It took Apa Twidle just 26 minutes to announce himself to the NRL world. It took the Perth Bears even less time to decide they wanted him.
In one of the more remarkable transfer stories of the 2026 season, the 21-year-old Parramatta utility has agreed to a three-year deal with the incoming Bears, who will enter the competition in 2027 — leaving the club that developed him for what shapes as a far more prominent role on the other side of the country.
The deal, first reported by the Daily Telegraph, is understood to be in a cooling-off period but is expected to proceed, with Twidle’s camp indicating the offer represents a significant upgrade on anything Parramatta were able to put on the table.
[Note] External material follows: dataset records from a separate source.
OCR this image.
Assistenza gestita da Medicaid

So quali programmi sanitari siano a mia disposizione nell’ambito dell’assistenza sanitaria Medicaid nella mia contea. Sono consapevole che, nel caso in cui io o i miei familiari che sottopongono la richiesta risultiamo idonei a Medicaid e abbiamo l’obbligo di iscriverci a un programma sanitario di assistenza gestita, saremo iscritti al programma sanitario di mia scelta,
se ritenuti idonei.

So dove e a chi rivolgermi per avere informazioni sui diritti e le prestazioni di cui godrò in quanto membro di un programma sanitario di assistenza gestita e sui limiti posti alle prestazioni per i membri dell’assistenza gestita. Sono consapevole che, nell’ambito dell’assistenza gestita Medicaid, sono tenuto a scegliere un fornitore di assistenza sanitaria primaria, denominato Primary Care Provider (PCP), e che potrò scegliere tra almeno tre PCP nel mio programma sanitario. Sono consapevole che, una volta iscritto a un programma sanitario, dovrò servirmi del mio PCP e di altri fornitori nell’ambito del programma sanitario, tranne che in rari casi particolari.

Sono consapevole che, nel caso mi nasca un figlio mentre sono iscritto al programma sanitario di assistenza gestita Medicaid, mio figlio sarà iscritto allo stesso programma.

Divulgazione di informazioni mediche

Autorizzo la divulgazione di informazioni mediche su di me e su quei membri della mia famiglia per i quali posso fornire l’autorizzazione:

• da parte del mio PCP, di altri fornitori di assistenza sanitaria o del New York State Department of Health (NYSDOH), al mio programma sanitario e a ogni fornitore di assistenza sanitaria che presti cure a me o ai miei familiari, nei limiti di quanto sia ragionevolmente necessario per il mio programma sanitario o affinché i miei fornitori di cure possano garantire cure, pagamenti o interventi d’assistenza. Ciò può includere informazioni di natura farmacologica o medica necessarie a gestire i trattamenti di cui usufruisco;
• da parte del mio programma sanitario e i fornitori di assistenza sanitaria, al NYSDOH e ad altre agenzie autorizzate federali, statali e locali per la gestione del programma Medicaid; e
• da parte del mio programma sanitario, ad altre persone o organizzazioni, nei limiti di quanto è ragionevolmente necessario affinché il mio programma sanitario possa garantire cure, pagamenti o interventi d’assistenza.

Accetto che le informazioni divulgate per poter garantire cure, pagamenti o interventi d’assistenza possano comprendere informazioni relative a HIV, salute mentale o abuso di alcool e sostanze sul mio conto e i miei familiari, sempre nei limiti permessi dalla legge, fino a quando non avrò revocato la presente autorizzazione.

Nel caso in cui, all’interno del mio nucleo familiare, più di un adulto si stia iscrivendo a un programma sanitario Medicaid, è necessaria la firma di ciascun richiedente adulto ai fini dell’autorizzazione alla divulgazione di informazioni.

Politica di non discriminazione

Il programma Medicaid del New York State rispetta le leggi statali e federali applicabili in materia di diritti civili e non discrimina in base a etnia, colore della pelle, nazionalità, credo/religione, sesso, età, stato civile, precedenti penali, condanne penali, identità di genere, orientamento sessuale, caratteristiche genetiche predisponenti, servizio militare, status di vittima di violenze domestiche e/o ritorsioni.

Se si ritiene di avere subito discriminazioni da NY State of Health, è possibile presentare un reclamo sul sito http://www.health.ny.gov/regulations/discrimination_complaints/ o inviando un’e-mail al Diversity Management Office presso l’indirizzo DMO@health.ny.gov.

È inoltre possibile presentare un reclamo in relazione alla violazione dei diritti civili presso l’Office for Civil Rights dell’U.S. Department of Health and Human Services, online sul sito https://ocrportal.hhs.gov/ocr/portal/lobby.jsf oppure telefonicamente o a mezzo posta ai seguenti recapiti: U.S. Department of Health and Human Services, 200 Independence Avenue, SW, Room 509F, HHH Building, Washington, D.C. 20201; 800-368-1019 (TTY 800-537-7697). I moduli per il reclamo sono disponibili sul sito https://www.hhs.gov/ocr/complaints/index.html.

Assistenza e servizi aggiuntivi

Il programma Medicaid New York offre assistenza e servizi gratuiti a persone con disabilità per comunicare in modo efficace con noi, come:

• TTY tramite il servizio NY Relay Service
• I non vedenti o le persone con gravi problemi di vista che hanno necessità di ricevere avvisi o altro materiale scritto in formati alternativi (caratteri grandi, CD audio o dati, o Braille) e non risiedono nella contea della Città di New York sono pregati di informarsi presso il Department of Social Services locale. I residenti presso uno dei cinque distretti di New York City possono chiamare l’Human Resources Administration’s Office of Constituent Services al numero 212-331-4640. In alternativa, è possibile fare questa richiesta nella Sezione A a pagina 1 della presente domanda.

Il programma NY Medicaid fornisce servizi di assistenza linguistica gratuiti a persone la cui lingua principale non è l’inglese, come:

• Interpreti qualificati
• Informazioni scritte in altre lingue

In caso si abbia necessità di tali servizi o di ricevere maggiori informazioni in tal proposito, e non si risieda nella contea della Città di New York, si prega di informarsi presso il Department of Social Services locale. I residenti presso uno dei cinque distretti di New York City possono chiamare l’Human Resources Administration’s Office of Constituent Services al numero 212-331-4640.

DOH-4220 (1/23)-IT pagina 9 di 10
The Debut That Changed Everything
Few NRL debuts have generated as much immediate noise as Twidle’s.
Called into the Eels’ side on Easter Monday after winger Bailey Simonssen went down injured mid-match against the Wests Tigers, Twidle was thrust into first-grade football having barely had time to process what was happening. What followed was the kind of fairytale moment that the game occasionally produces and never quite forgets.
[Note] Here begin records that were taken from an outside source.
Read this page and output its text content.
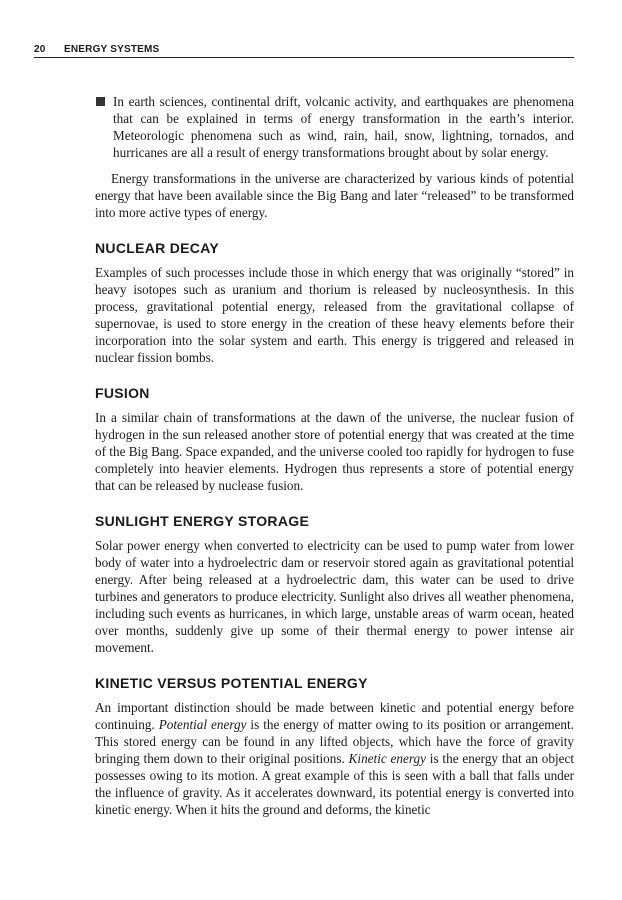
20 ENERGY SYSTEMS
In earth sciences, continental drift, volcanic activity, and earthquakes are phenomena that can be explained in terms of energy transformation in the earth’s interior. Meteorologic phenomena such as wind, rain, hail, snow, lightning, tornados, and hurricanes are all a result of energy transformations brought about by solar energy.

Energy transformations in the universe are characterized by various kinds of potential energy that have been available since the Big Bang and later “released” to be transformed into more active types of energy.

NUCLEAR DECAY

Examples of such processes include those in which energy that was originally “stored” in heavy isotopes such as uranium and thorium is released by nucleosynthesis. In this process, gravitational potential energy, released from the gravitational collapse of supernovae, is used to store energy in the creation of these heavy elements before their incorporation into the solar system and earth. This energy is triggered and released in nuclear fission bombs.

FUSION

In a similar chain of transformations at the dawn of the universe, the nuclear fusion of hydrogen in the sun released another store of potential energy that was created at the time of the Big Bang. Space expanded, and the universe cooled too rapidly for hydrogen to fuse completely into heavier elements. Hydrogen thus represents a store of potential energy that can be released by nuclease fusion.

SUNLIGHT ENERGY STORAGE

Solar power energy when converted to electricity can be used to pump water from lower body of water into a hydroelectric dam or reservoir stored again as gravitational potential energy. After being released at a hydroelectric dam, this water can be used to drive turbines and generators to produce electricity. Sunlight also drives all weather phenomena, including such events as hurricanes, in which large, unstable areas of warm ocean, heated over months, suddenly give up some of their thermal energy to power intense air movement.

KINETIC VERSUS POTENTIAL ENERGY

An important distinction should be made between kinetic and potential energy before continuing. Potential energy is the energy of matter owing to its position or arrangement. This stored energy can be found in any lifted objects, which have the force of gravity bringing them down to their original positions. Kinetic energy is the energy that an object possesses owing to its motion. A great example of this is seen with a ball that falls under the influence of gravity. As it accelerates downward, its potential energy is converted into kinetic energy. When it hits the ground and deforms, the kinetic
Twidle scored on his first touch of the ball — within 30 seconds of taking the field — then added a second try just minutes later. The remarkable double came with an asterisk: the rookie damaged his AC joint scoring his first try and has been sidelined ever since. But the damage — to the NRL’s collective consciousness, and to Parramatta’s hopes of keeping him — was already done.
In the stands, his mother watched on. Twidle had told her not to make the trip, not wanting the pressure of family in the crowd for what he assumed would be a low-key reserve grade day. She came anyway, and she watched her son score twice in his first three minutes of NRL football.
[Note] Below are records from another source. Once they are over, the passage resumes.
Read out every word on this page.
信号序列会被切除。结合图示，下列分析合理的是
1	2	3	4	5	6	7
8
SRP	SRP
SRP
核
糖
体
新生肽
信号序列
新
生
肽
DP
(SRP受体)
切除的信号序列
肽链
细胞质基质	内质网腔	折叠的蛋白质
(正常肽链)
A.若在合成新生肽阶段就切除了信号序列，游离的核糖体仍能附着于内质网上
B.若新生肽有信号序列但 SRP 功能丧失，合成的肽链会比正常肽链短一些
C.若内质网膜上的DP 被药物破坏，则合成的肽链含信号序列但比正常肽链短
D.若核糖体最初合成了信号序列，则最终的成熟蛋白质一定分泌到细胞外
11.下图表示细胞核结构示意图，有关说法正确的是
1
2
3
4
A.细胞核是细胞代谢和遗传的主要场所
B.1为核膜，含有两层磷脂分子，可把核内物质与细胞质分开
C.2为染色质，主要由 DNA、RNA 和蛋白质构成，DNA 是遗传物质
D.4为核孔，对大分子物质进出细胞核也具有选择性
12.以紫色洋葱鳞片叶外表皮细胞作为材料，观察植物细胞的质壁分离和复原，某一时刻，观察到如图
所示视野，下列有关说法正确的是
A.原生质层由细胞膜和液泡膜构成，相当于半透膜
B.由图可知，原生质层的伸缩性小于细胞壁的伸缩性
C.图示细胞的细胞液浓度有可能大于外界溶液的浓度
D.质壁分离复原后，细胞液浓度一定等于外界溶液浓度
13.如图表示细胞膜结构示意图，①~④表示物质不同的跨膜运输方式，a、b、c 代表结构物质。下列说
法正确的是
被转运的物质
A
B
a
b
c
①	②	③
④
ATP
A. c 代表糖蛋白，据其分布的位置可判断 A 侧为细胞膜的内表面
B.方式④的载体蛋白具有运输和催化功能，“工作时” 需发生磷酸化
It was the kind of moment that clubs are built around. The Perth Bears clearly thought so.
Why Twidle Is Leaving
The answer, according to multiple reports, comes down to two things: money and opportunity.
Parramatta, working within the constraints of their salary cap and with established players ahead of Twidle in the pecking order, were only able to offer a development contract worth approximately $80,000 per season. It was, by the club’s own admission, a modest offer for a player whose stock had just risen dramatically.
Perth had no such limitations. As an expansion franchise still assembling their inaugural roster under head coach Mal Meninga, the Bears had both the financial flexibility and the genuine desire to position Twidle as a key piece of their long-term project. Their offer was significantly more lucrative, and more importantly, it came with a clear pathway to regular first-grade football.
The role Meninga has in mind is telling. Twidle’s exceptional versatility — he can play anywhere from fullback to halfback — has been identified as a major asset for a club that is still working out its best combinations. Reports suggest Perth are considering deploying him in the halves alongside Tyran Wishart, who could shift to dummy half to accommodate the move.
For a player who had been earmarked as a utility option at Parramatta rather than a positional starter, the Bears’ pitch was compelling.
The Broader Picture
Twidle’s departure will sting for Parramatta, though some within the club have been pragmatic about the outcome. The reality is that with Dylan Brown now running the show at halfback and established depth across the outside backs, Twidle’s path to consistent first-grade football in blue and gold was far from straightforward, regardless of contract terms.
Still, there will be questions asked about how a player who scored twice on debut — having also registered 12 tries in 21 NSW Cup appearances over the past year — was offered a deal that made the decision easy for him to leave. The Bulldogs and Dolphins also entered the bidding before Perth prevailed, which underlines how highly regarded Twidle was across the competition despite his limited first-grade exposure.
It is a pattern that has played out at Parramatta before: a talented junior emerges, external interest accelerates, and the club finds itself unable to match the market. Whether it reflects a structural issue in the Eels’ recruitment and retention strategy is a debate that will continue well beyond this particular signing.
What Happens Next
Twidle will honour his current Parramatta contract for the remainder of 2026, with his move to Perth taking effect from the start of the 2027 season. He will spend the next 18 months continuing his development at NSW Cup level, with the expectation that he will be ready for a top-30 promotion and regular NRL minutes when the Bears begin their maiden campaign.
For Perth, the signing is another piece of a roster that Meninga is assembling with notable intent. Twidle joins a growing list of young, versatile talents being drawn to the west by the promise of opportunity and the appeal of being part of something new.
For Parramatta, the challenge now is ensuring that when the next Apa Twidle emerges — and at a club with their junior pathways, there will be another one — they are in a position to keep him.